Photo by Bev Childress
There’s propaganda floating around that the hang clean is so crazy-complicated that you probably shouldn’t bother with it at all. Many coaches will avoid teaching it, for this reason, leaving literally hundreds of thousands of athletes in this country underpowered as a result.
Don’t believe the hype. Hang cleans are hard, but they ain’t THAT hard. Anyone can learn to do a decent hang clean – anyone. And what’s better is that you only need to know three steps to do it!
I used to have a lot of fun messing around with computer animation programs. In those programs, you can quickly create a moving image by only drawing two or three frames. In animation, they call these “key frames.” You tell the computer the most important positions you want your character to be in during your “movie” and the program will do the work of drawing all the intermediate steps for you.
Below, I’m going to give you the three “key-frames” of the hang clean – well, a hang power clean if we’re being technical – because the way to learn anything quickly, no matter how complicated, is to hone in on its key structural elements – its skeletal structure. Your body will fill in the rest without you having to think too hard about it.
If you can do that – learn the three keyframes of a proper hang clean – and then simply practice moving smoothly between them, you’ll be on your way to lifting more weight and building a stronger and more powerful body in the process. Conversely, if you DON’T hit these positions during your lift, you are leaving a lot of weight off the bar.
Step One: The Knee Position
You want to start the bar literally touching your knee-caps. Your weight is on your heels. And, you should have your hips up high enough so that your knee angle is very shallow. This is going to cause a lot of hamstring stretch! In fact, I like to tell people that if this position feels comfortable, you’re probably doing it wrong – or, you’re a yoga master.
Your shoulders will naturally be forward over the bar. That’s a good thing. However, this presents a problem: the bar will want to drift away from you and no longer touch the knee-caps. The way to solve this is to squeeze your lats as tight as you can. The lats act as an arm “depressor” – the pull the arms into your body. Use that to your advantage here. The lats need to be as tight as humanly possible.
Key Points to Remember:
- Weight on your heels.
- Hips high like a yoga master.
- Lats tight – squeeze the bar into you.
Step Two: The Hip Position
The hip position is the most important position in weightlifting. If you can drill this spot and make it the most comfortable place in the world for you to be, then you will end up being very good at any variation of the Olympic lifts – including the hang clean. If not, you won’t. It’s that simple.
The bar should be touching your body as high up your thigh as possible. Again, your weight should be on your heels.
The shoulders will now be backward BEHIND the bar. That fact is important. You want to make sure that before you jump that bar above your head, your shoulders have gotten back behind the bar.
Why?
Because if you don’t, then the bar will have a more horizontal trajectory coming into the hip rather than the vertical trajectory that you want. That horizontal bar path will cause the bar to bounce off of your hip forward, then swing around you. With heavy weights, you’ll miss it.
Instead, get your shoulders back (mimic the photo), THEN jump the bar up.
Key Points to Remember:
- Weight on the heels.
- Shoulders back behind the bar.
- Lats tight.
Step Three: The Catch
Now for the easy part. Catching a power clean is really not very complicated. All you do is catch it in the EXACT same position you’d be in if you were a quarter of the way down in a front squat.

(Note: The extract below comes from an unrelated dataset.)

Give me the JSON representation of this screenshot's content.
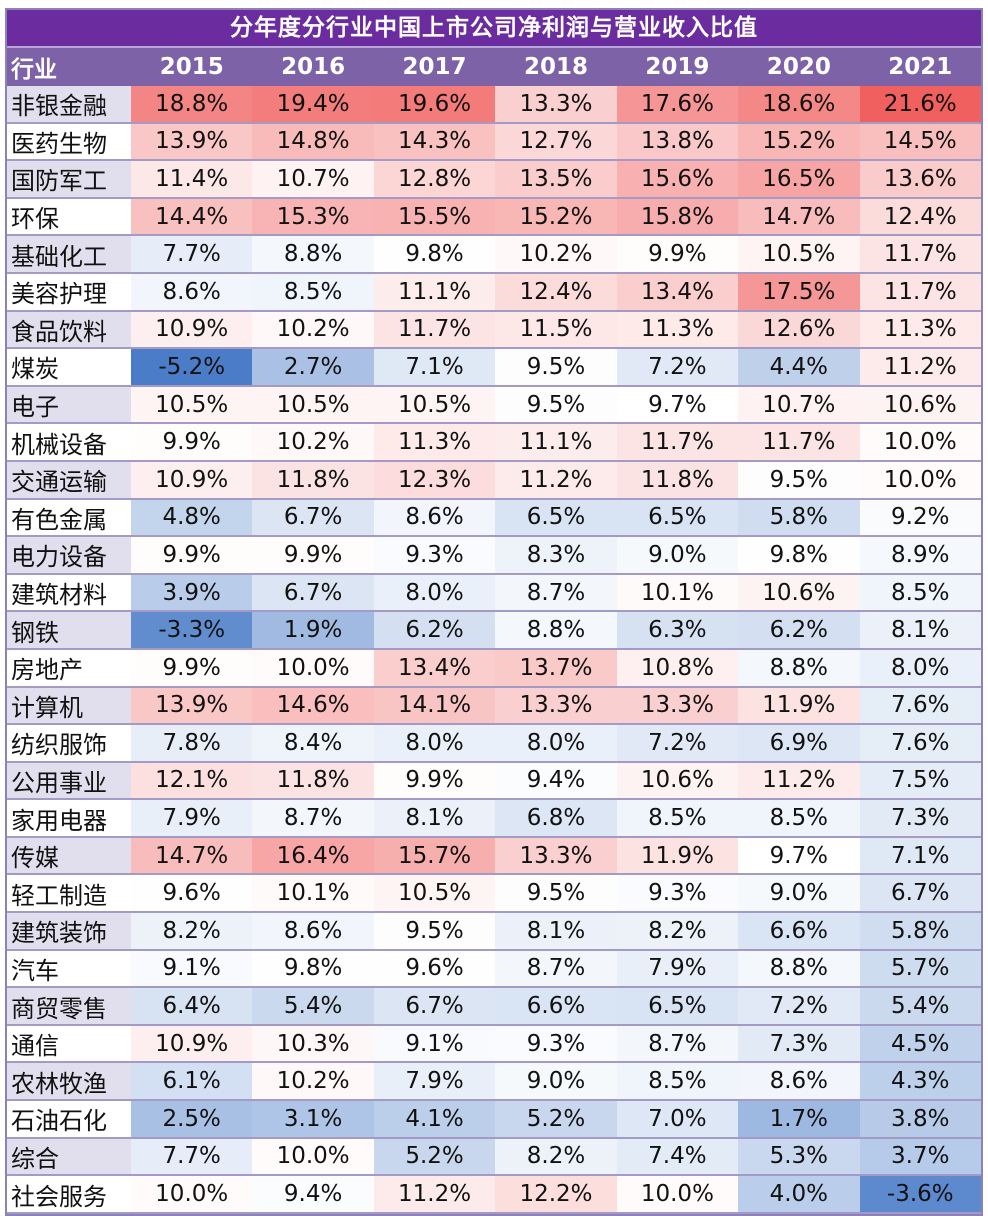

Your heels should be taking most of your weight. Your elbows are high and in. (If you were looking at yourself in a mirror, your elbows would be pointing right at you.) And your legs and hips look just like they would look if you were doing a quarter squat (a quarter of the way down).
Key Points to Remember:
Weight on the heels.
Elbows high and IN,
Legs and hips in a quarter squat.
Putting It All Together
Obviously, there is more to doing a hang clean than just three steps. But, these are the three most important steps – the skeletal structure – that you MUST learn and make the hang clean totally subconscious.
The first mistake people make with the clean is that they try to move too fast too early. Be patient! The bar MUST move from the knee position to the hip position deliberately. If you DON’T end up at the hip position during your pull then you have wasted the lift.
The bar starts out slow and ends up fast. It is accelerating NOT exploding from the knee. Yes, you must end up going at maximum speed when the bar is at the hip. But, you should not start at maximum speed from the knee. I would err on the side of going slower than you are comfortable with to start out. Hitting the right spots is far more important in the beginning than going fast and using lots of weight with hideous form.
- Start at the knee,
- Accelerate to the hip (touch it!) and explode the bar up.
- Then all you have to do is catch it.
How simple is that?! Obviously, you’ll need to practice. But, now you know the only three things that you should focus on. Drill each of these positions, drill your ability to move from one to the other smoothly, and over time you’ll be able to add speed, and eventually weight to the bar.